EN LA MIRA

el

GATELL Y SU VASO MEDIO LLENO,

O MEDIO VACÍO

LUIS CÁRDENAS

“La autoperfección es simple masturbación”

Tyler Durden.

Por aquellos días de estudiante, a Hugo López-Gatell le decían “el Fugo”, era un chavo inquieto, era un chavo de muchas ideas y de muchos conectes, pero su mote nacía en una cualidad que lo hacía distinguirse de todos los demás: el “Fugo” siempre se fugaba de todo lo que tenía que hacer.

Vamos, que lo de Gatell, al parecer, nunca fue la medicina sino, más bien, la grilla, si había una tarea buscaba la forma de entregarla más tarde, si tenía que cumplir con un deber en la carrera pues, como Houdini, le daba escape…. Ser un fugo es, también, ser un artista.

El pasado 21 de julio, el periodista Mario Maldonado documentaba el mote del Doctor Gatell en estas mismas páginas, lo que me hizo pensarlo como uno de esos tantos tipos que retuercen la realidad a su antojo y piensan, siempre, que se saldrán con la suya, que engañarán al mundo entero porque, en su infinito ego, ellos son más inteligentes.

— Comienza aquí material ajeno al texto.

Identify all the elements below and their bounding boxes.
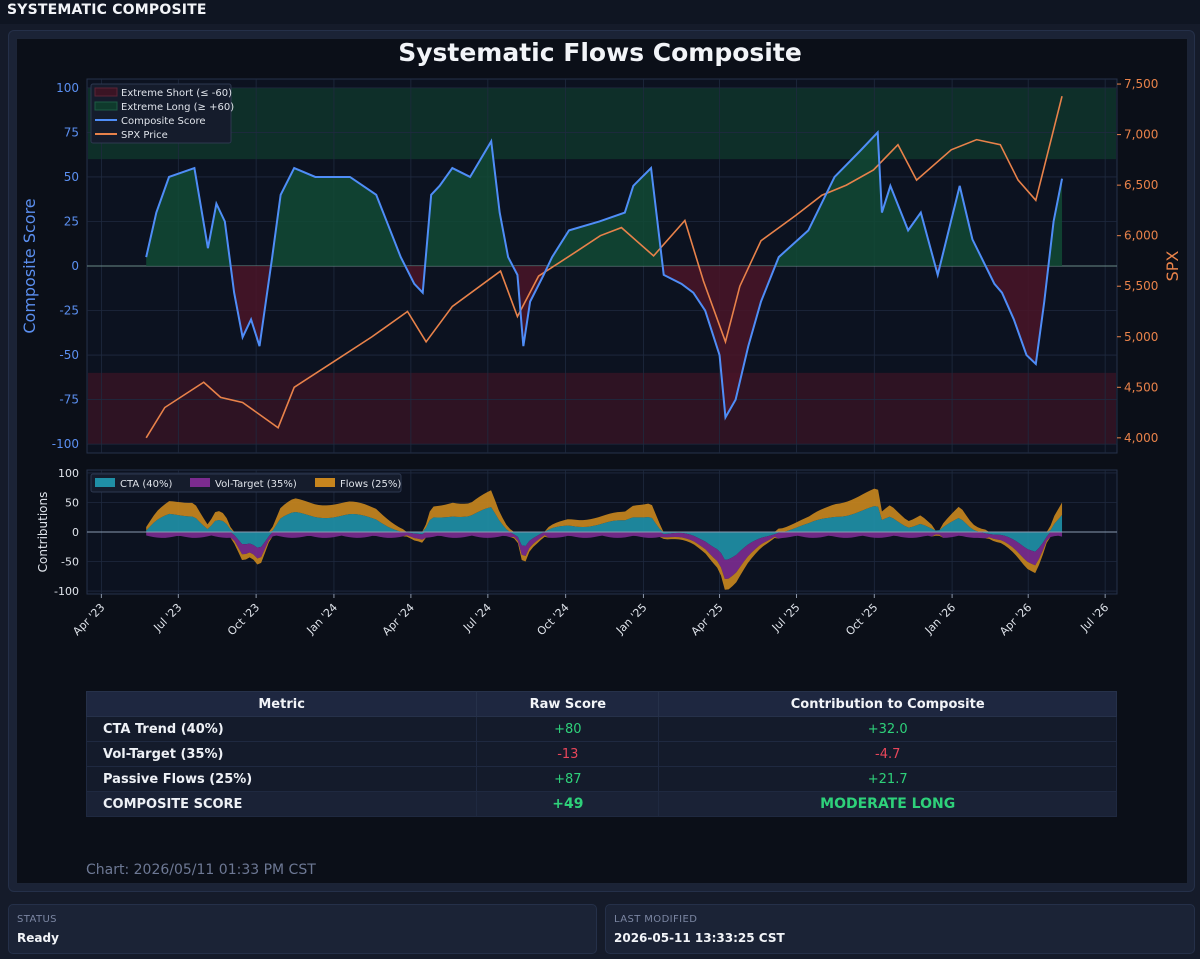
x-tick-label: Apr '23 [70, 601, 107, 638]
y2-tick-label: 5,000 [1124, 330, 1158, 344]
metrics-table: Metric Raw Score Contribution to Composi… [85, 691, 1117, 817]
x-tick-label: Oct '25 [843, 601, 880, 638]
sub-y-tick-label: 50 [65, 496, 79, 509]
x-tick-label: Jul '26 [1077, 601, 1111, 635]
sub-y-tick-label: -100 [54, 585, 79, 598]
y2-tick-label: 4,500 [1124, 380, 1158, 394]
y-tick-label: -50 [59, 348, 79, 362]
y2-tick-label: 5,500 [1124, 279, 1158, 293]
composite-metric: COMPOSITE SCORE [85, 791, 478, 817]
y-tick-label: -100 [52, 437, 79, 451]
cta-area-positive [146, 506, 1063, 532]
legend-label-composite: Composite Score [121, 116, 206, 127]
x-tick-label: Jan '25 [613, 601, 649, 637]
x-tick-label: Apr '26 [997, 601, 1034, 638]
sub-legend-swatch [95, 478, 115, 487]
main-legend [90, 83, 232, 144]
y-tick-label: 50 [64, 170, 79, 184]
spx-series-line [145, 95, 1063, 439]
table-header-raw: Raw Score [476, 691, 660, 717]
y2-tick-label: 4,000 [1124, 431, 1158, 445]
x-tick-label: Jul '23 [151, 601, 185, 635]
table-row: Vol-Target (35%) -13 -4.7 [85, 741, 1117, 767]
status-label: STATUS [17, 914, 57, 925]
charts-svg: 100 75 50 25 0 -25 -50 -75 -100 7,500 7,000 6,500 6,… [20, 77, 1182, 638]
table-row: Passive Flows (25%) +87 +21.7 [85, 766, 1117, 792]
sub-y-tick-label: 100 [58, 467, 79, 480]
y-tick-label: 25 [64, 214, 79, 228]
row-contribution: +32.0 [658, 716, 1117, 742]
app-title: SYSTEMATIC COMPOSITE [7, 2, 207, 18]
table-header-contribution: Contribution to Composite [658, 691, 1117, 717]
status-card: STATUS Ready [8, 904, 597, 954]
x-tick-label: Apr '24 [380, 601, 417, 638]
status-value: Ready [17, 931, 59, 945]
top-bar: SYSTEMATIC COMPOSITE [0, 0, 1200, 24]
legend-label-long: Extreme Long (≥ +60) [121, 102, 234, 113]
row-contribution: -4.7 [658, 741, 1117, 767]
composite-label: MODERATE LONG [658, 791, 1117, 817]
y2-tick-label: 6,500 [1124, 178, 1158, 192]
legend-swatch-long [94, 101, 118, 111]
cta-area-negative [146, 532, 1063, 560]
row-metric: CTA Trend (40%) [85, 716, 478, 742]
composite-row: COMPOSITE SCORE +49 MODERATE LONG [85, 791, 1117, 817]
chart-timestamp: Chart: 2026/05/11 01:33 PM CST [86, 862, 316, 878]
vol-area-negative [146, 532, 1063, 579]
y2-tick-label: 7,500 [1124, 77, 1158, 91]
y2-tick-label: 7,000 [1124, 128, 1158, 142]
sub-y-tick-label: -50 [61, 556, 79, 569]
x-tick-label: Jul '25 [769, 601, 803, 635]
x-tick-label: Jan '24 [304, 601, 340, 637]
table-header-row: Metric Raw Score Contribution to Composi… [85, 691, 1117, 717]
last-modified-card: LAST MODIFIED 2026-05-11 13:33:25 CST [605, 904, 1195, 954]
sub-legend-swatch [190, 478, 210, 487]
last-modified-value: 2026-05-11 13:33:25 CST [614, 931, 785, 945]
row-raw: +80 [476, 716, 660, 742]
y-tick-label: -75 [59, 393, 79, 407]
last-modified-label: LAST MODIFIED [614, 914, 698, 925]
x-tick-label: Oct '23 [225, 601, 262, 638]
flows-area-positive [146, 488, 1063, 532]
y-tick-label: 0 [71, 259, 79, 273]
row-metric: Passive Flows (25%) [85, 766, 478, 792]
x-tick-label: Jan '26 [922, 601, 958, 637]
extreme-long-band [88, 87, 1116, 160]
chart-title: Systematic Flows Composite [398, 38, 802, 67]
legend-label-spx: SPX Price [121, 130, 168, 141]
y-axis-label: Composite Score [20, 198, 39, 333]
y-tick-label: 100 [56, 81, 79, 95]
sub-legend-label: Flows (25%) [340, 479, 401, 490]
x-tick-label: Oct '24 [535, 601, 572, 638]
y-tick-label: -25 [59, 304, 79, 318]
extreme-short-band [88, 372, 1116, 445]
y2-tick-label: 6,000 [1124, 229, 1158, 243]
sub-legend-label: Vol-Target (35%) [215, 479, 297, 490]
composite-negative-fill [146, 266, 1063, 418]
legend-swatch-short [94, 87, 118, 97]
table-header-metric: Metric [85, 691, 478, 717]
composite-positive-fill [146, 132, 1063, 266]
legend-label-short: Extreme Short (≤ -60) [121, 88, 232, 99]
sub-legend-label: CTA (40%) [120, 479, 172, 490]
row-contribution: +21.7 [658, 766, 1117, 792]
x-tick-label: Apr '25 [688, 601, 725, 638]
sub-y-tick-label: 0 [72, 526, 79, 539]
x-tick-label: Jul '24 [460, 601, 494, 635]
sub-y-axis-label: Contributions [36, 492, 50, 573]
composite-series-line [145, 130, 1064, 421]
sub-legend-swatch [315, 478, 335, 487]
row-raw: -13 [476, 741, 660, 767]
y-tick-label: 75 [64, 125, 79, 139]
table-row: CTA Trend (40%) +80 +32.0 [85, 716, 1117, 742]
row-metric: Vol-Target (35%) [85, 741, 478, 767]
y2-axis-label: SPX [1163, 251, 1182, 282]
row-raw: +87 [476, 766, 660, 792]
composite-raw: +49 [476, 791, 660, 817]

Hace poco más de un año, el 25 de junio de 2019, en plena crisis por el desabasto de medicamentos, tuve la oportunidad de platicar con “el Fugo” para mi noticiario en MVS.

Entonces, el tipo no era tan famoso como lo es hoy pero, eso sí, igual de apañado para las maromas estadísticas: ante la falta de medicamentos, nos respondió que había un 30% de abasto y que pensar en un 70% de desabasto era, entonces, ver el vaso medio vacío cuando estaba medio lleno… Una típica respuesta de un “fugo”.

En 2009, cuando México se debatía en la lucha contra la influenza H1N1, el “Fugo” también hizo gala de su arte, en lugar de realizar pruebas, como le correspondía, le apostó a los otros datos y convirtió en un jolgorio el asunto de la estadística: había muertos que aparecían vivos y vivos que aparecían muertos, había hombres embarazados, había gente sana registrada como enferma y viceversa… Solo que ahí, en esa época neoliberal, no hubo cantinfleo que lo salvara y terminaron sacándolo de la jugada.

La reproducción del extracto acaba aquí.